Normalization layers might be batch-dependent and of course some custom layers.
I’m not sure if there are any other “core layers”. I guess RNN training would also be different, if you pass the samples sequentially or in a batched way, but this doesn’t seem to be your use case.

Sorry, I meant the batchnorm momentum, which is used to update the running stats.
If your current batch statistics are noisy, you might change the momentum to decrease the current updates.

I’m also very curious about this question and I do some experiments.

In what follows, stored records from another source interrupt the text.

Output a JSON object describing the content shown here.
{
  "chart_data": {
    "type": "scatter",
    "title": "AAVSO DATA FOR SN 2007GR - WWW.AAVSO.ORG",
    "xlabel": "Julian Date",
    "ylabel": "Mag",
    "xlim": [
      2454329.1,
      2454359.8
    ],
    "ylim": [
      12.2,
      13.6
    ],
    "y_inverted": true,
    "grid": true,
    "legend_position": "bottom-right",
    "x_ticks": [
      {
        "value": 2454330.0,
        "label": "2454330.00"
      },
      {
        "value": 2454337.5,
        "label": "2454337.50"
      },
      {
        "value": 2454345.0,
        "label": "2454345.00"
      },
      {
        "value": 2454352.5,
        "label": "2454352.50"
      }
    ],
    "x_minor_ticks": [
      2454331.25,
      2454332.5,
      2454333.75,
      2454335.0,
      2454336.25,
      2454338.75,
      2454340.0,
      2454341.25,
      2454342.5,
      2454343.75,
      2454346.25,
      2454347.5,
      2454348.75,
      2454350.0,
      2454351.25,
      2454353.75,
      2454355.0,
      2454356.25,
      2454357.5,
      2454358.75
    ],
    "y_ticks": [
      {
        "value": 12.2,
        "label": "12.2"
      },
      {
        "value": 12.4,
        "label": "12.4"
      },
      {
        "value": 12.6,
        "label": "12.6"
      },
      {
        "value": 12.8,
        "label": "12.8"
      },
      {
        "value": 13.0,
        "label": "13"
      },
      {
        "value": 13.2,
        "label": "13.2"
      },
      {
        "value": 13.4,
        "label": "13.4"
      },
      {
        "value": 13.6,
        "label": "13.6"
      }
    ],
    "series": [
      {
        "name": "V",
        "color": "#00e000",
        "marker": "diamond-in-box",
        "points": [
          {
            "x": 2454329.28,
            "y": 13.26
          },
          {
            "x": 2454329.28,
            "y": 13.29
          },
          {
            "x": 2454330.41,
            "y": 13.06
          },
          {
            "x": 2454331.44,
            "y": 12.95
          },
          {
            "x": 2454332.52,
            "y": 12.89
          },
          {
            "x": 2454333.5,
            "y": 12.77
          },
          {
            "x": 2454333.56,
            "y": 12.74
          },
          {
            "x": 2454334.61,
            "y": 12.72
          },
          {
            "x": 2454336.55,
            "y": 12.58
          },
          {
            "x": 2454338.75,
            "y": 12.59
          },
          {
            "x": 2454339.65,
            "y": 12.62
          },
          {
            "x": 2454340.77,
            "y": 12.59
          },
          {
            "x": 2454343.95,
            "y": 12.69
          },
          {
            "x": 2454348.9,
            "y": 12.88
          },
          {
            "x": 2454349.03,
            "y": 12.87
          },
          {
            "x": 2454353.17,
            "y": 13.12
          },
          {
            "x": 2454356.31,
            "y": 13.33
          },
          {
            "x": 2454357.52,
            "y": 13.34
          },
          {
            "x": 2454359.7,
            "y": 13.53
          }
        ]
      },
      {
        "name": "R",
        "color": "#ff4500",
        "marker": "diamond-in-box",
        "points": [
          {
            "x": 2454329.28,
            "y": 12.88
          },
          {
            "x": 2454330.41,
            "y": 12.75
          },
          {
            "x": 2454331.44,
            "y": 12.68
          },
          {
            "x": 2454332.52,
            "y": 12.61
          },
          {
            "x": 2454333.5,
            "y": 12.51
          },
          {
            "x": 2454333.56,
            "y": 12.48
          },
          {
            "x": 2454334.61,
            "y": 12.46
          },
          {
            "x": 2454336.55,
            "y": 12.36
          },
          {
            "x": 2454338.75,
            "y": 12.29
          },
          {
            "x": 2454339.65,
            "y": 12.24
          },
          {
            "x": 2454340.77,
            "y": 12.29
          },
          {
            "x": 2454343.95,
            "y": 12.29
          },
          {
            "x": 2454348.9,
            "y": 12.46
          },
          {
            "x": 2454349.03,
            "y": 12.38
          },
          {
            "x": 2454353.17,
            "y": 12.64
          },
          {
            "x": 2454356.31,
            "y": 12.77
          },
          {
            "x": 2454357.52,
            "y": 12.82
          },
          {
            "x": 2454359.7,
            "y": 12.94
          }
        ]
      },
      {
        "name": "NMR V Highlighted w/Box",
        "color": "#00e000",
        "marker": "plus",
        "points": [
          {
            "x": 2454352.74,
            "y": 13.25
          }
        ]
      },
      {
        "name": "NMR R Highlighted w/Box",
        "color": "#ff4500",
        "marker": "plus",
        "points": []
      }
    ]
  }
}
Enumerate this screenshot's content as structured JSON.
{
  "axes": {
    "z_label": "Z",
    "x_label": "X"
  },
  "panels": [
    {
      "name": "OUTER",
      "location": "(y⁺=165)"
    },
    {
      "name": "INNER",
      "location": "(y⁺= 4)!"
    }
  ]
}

RTX3090, Ubuntu 20.04, Nvidia Driver 460.32.03, Cuda 11.1
PyTorch 1.7.1, transformers 4.3.2 (huggingface)
Model: Roberta-large (RobertaForMultipleChoice)
Goal: real batch size (16) = effective batch size (bs_gpu=8, gradient accumulation steps=2)?
Fix all random seeds and all hyperparameters

To my knowledge, the Roberta model uses LayerNorm instead of BatchNorm,
which does not have running statistics.
However, to make sure everything is all right,
I used model.eval() even in training and set the weight and bias in each LayerNorm layer to requires_grad=False. I also disabled gradient norm clipping.

Orange line: real batch size; Blue line: effective batch size (using gradient_accumulation)
I only show the plot before the 1st epoch ends in case that the last batch matters
The x-axis is the #global steps (= effective steps)

Fig1: torch.abs(classifier.weight.grad).sum()

Fig2: torch.abs(output).sum() given the same input

There might have some bugs in my code,
if not, my observation is that effective batch size != real batch size,
and the difference becomes very significant after a few steps.

Could it be gradient_accumulation causes some numerical issues and leads to error propagation?

BTW I make sure the plots are the same given the same run using real_batch_size (my code is reproducible)

I wonder if my experiments and suggestion are right?